Crawford Lewis attorney Mary Olive Pierson confirms the firm is dismissing the suit it filed in May against Bernhard, who worked for Crawford Lewis as a tax credit expert from 2008 until March. The suit accuses him of pocketing funds from the transfer of movie industry tax credits that either didn't belong to him or didn't exist, and of failing to deliver tax credits he was retained to collect on behalf of investors.
Pierson could not discuss the settlement, citing a confidentiality agreement. But in an interview several weeks ago she suggested the terms of such a settlement would include a $2.2 million payment by Bernhard to two investors, who had retained him to collect tax credits they had purchased from Nerjyzed Entertainment and DMG Holdings but never received.
Crawford Lewis was potentially liable for the failure to deliver, as Bernhard was working on the firm's behalf at the time. Earlier this summer, he reached a separate settlement with several other investors who were owed money for purchasing bogus movie industry tax credits.
The settlement ends the legal dispute between Bernhard and the politically connected law firm. But the fallout from the scandal remains. Bernhard can no longer practice law, having voluntarily surrendered his law license in lieu of facing disciplinary action from the state's Office of Disciplinary Council.

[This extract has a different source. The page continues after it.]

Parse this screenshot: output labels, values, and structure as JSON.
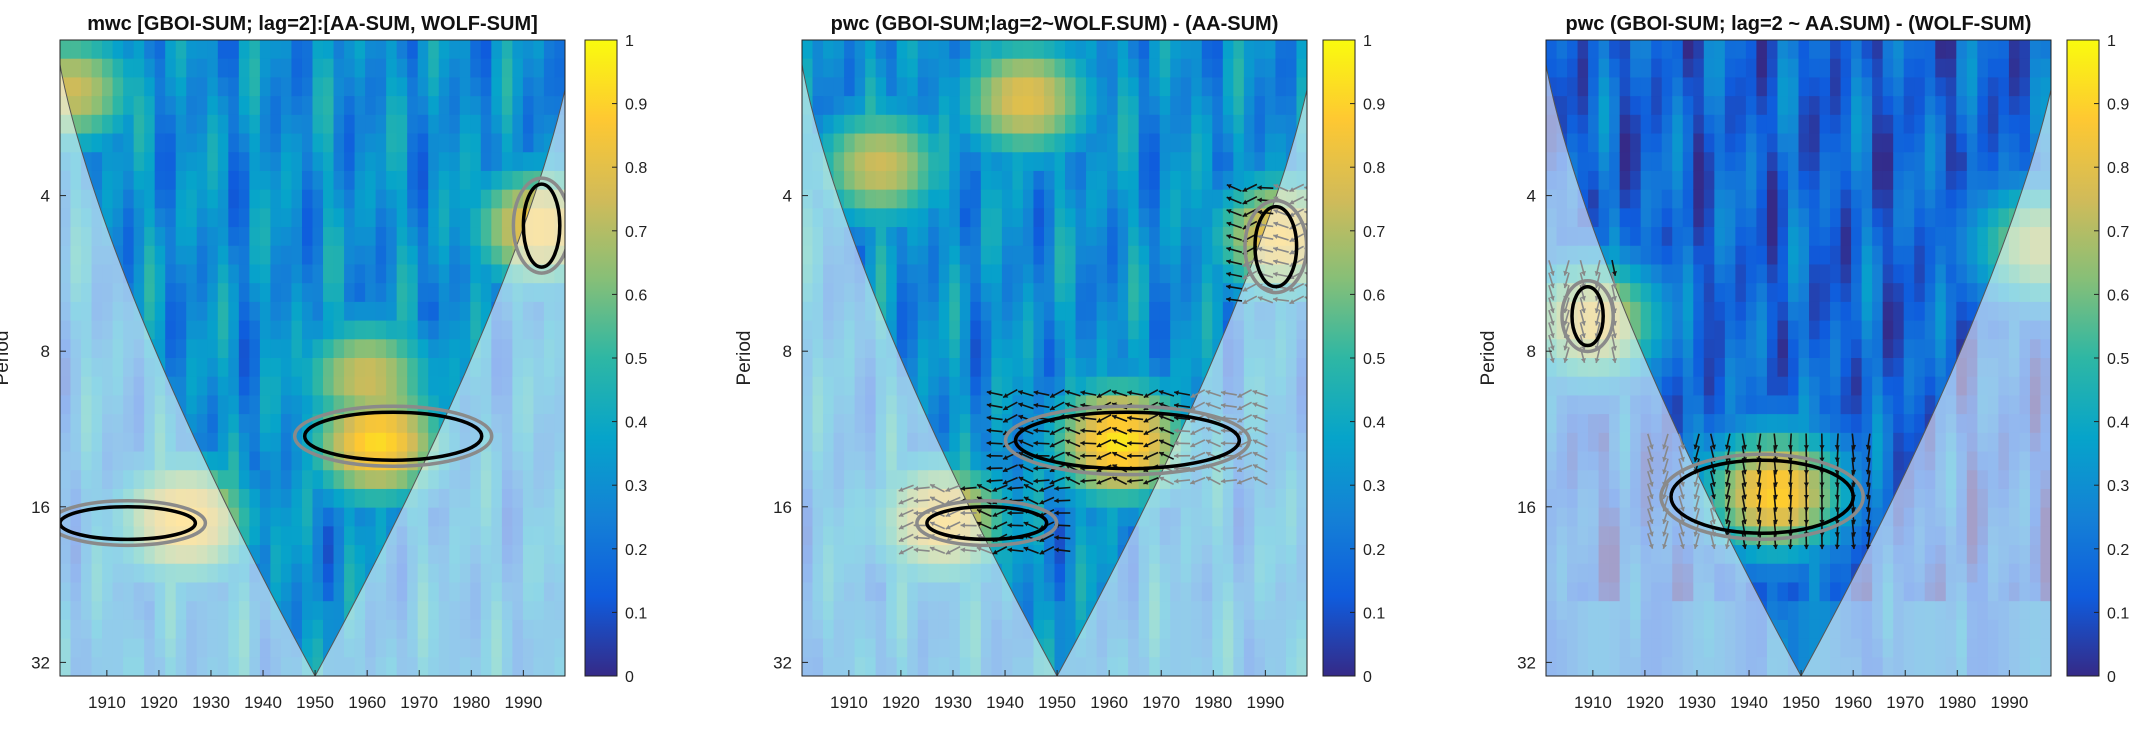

Crawford Lewis, meanwhile, has lost all but a handful of the 17 attorneys in its practice in the past month. It is unclear whether their departure directly resulted from the Bernhardt suit or if it is tied to a $6.6 million in liens the IRS has put on the firm for failing to pay employment taxes from 2006 to 2009.
Pierson and Crawford Lewis decline to comment on the downsized firm.